Ryo and Akira have an interesting dynamic, one the series underplays and barely explores. In order to keep certain late series twists off the table until the final episodes, the conflict between the two is severely underplayed, often to the detriment of Akira’s character. Sometimes it doesn’t make a lot of sense why Akira forgives or overlooks things Ryo does, particularly when they threaten people Akira cares about. This makes it difficult to connect with Akira, who often feels a tad too soft, even for a boy as overwhelmingly empathetic as he is, which is something we don’t really ever go into: Akira’s ability to strongly empathize with anyone, to the point where he bursts into tears even if they aren’t overtly crying themselves. Thankfully the fast pacing largely reduces these issues, making them more lingering annoyances when thinking pack on the overall plot.

While the fast pace helps to obfuscate some issues it actively causes others. The series isn’t ever truly amazing during its first six episodes, often keeping your attention through sheer shock value at the explicit nature of its thematic visuals. Emotional moments tend to ring more hollow than true, as we aren’t given the breathing room to really grow attached to certain elements or characters. At the same time, because things move quickly, even when the emotional punch doesn’t land, or perhaps fails to be as effective as it could be, we’re rushing along to something else. As a weekly series Devilman might’ve felt more hollow, and greatly benefits from Netflix’s binge-watch model.

I do kind of love how absolutely no one in the series questions how ridiculous this looks.

Ultimately however, Crybaby comes into its own during Episode 7, and deserves significant praise for its final three episodes, which stand far and above the rest of the series. These three episodes are well worth sitting through the previous seven, filled with tons of emotional pay off, incredible visual design and imagery, with a climatic conclusion that capitalizes on Crybaby’s grim tone, providing a perfectly thematic conclusion to the series as a whole. That said, Devilman Crybaby’s ending isn’t for anyone looking for a pick me up. Without spoiling too much the end is bleak, probably far bleaker than you might initially assume. It bucks trends of providing an overly sappy and happy conclusion, likely to leave some viewers emotionally upset and unhappy with the way Crybaby chooses to bring itself to a close.

Devilman Crybaby isn’t perfect but remains an excellent mini-series.
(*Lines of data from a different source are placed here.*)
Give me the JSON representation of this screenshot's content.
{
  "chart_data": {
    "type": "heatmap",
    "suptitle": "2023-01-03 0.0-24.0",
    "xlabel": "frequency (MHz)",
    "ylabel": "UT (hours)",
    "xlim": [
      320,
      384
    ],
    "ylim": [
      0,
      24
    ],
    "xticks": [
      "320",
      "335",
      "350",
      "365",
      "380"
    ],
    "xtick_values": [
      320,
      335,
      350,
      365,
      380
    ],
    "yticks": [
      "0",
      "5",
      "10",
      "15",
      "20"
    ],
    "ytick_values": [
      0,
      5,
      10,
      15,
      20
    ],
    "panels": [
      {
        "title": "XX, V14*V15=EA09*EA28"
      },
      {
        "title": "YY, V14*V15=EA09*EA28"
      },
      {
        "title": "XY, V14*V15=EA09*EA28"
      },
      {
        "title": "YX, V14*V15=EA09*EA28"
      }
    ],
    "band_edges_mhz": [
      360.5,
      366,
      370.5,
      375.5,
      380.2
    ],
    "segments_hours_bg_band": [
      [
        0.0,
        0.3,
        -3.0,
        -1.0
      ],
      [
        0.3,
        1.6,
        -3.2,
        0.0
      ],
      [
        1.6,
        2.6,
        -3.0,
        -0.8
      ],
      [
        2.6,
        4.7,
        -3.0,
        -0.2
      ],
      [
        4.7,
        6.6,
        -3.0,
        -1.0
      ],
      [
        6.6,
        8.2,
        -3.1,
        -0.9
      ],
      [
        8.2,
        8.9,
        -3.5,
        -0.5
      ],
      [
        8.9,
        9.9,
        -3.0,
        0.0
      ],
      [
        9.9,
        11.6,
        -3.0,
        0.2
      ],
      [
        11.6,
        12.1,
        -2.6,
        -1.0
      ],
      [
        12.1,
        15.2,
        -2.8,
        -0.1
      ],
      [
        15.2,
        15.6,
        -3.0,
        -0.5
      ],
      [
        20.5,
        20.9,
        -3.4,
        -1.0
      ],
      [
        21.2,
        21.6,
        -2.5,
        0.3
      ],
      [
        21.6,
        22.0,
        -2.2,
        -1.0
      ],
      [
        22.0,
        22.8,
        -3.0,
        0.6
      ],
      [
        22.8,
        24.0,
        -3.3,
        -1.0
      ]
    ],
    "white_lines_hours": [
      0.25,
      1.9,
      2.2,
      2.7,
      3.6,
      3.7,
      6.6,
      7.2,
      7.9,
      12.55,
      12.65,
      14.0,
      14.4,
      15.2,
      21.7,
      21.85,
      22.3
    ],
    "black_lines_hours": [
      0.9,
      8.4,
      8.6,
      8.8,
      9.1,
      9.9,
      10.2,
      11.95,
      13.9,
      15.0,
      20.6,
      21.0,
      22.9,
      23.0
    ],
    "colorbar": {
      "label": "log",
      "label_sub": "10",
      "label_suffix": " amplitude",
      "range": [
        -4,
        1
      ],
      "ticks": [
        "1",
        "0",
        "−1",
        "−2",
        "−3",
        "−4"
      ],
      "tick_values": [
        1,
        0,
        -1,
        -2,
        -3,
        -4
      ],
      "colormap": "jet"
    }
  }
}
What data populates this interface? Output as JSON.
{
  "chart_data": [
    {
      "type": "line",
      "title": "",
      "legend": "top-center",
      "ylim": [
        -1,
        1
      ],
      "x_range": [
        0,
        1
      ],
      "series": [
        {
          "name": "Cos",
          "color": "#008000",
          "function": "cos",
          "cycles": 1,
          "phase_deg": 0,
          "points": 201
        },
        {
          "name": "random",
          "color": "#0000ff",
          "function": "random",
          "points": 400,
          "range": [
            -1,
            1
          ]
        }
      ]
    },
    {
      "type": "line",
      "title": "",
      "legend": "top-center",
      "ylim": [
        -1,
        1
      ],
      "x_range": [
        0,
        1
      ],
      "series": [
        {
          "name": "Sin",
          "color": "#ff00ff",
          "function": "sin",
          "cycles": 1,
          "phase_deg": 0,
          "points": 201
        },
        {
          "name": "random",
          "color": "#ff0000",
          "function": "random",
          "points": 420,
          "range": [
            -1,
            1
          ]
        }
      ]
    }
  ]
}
It captures its tone well, and never backs down in order to become a people pleasing title. It’s art is divisive but on a whole, generally works to bring this beloved 1970s manga to life. It’s hardly an anime for everyone though, and I wouldn’t recommend this to anyone who isn’t prepared for what is; undoubtedly, one of the medium’s bleakest and most emotionally upsetting offerings. But if you’re looking for quality, artistic integrity, and an overall unique and engaging experience, Devilman Crybaby is, in that regard, a perfect watch.


“Recommended: Devilman Crybaby offers Director Yuasa’s unique visual style, a relentlessly bleak atmosphere, and sheer intensity marred only by fast pacing, some weak character work and a few questionable, artistic choices.”



DEVILMAN Crybaby is available for streaming via Netflix.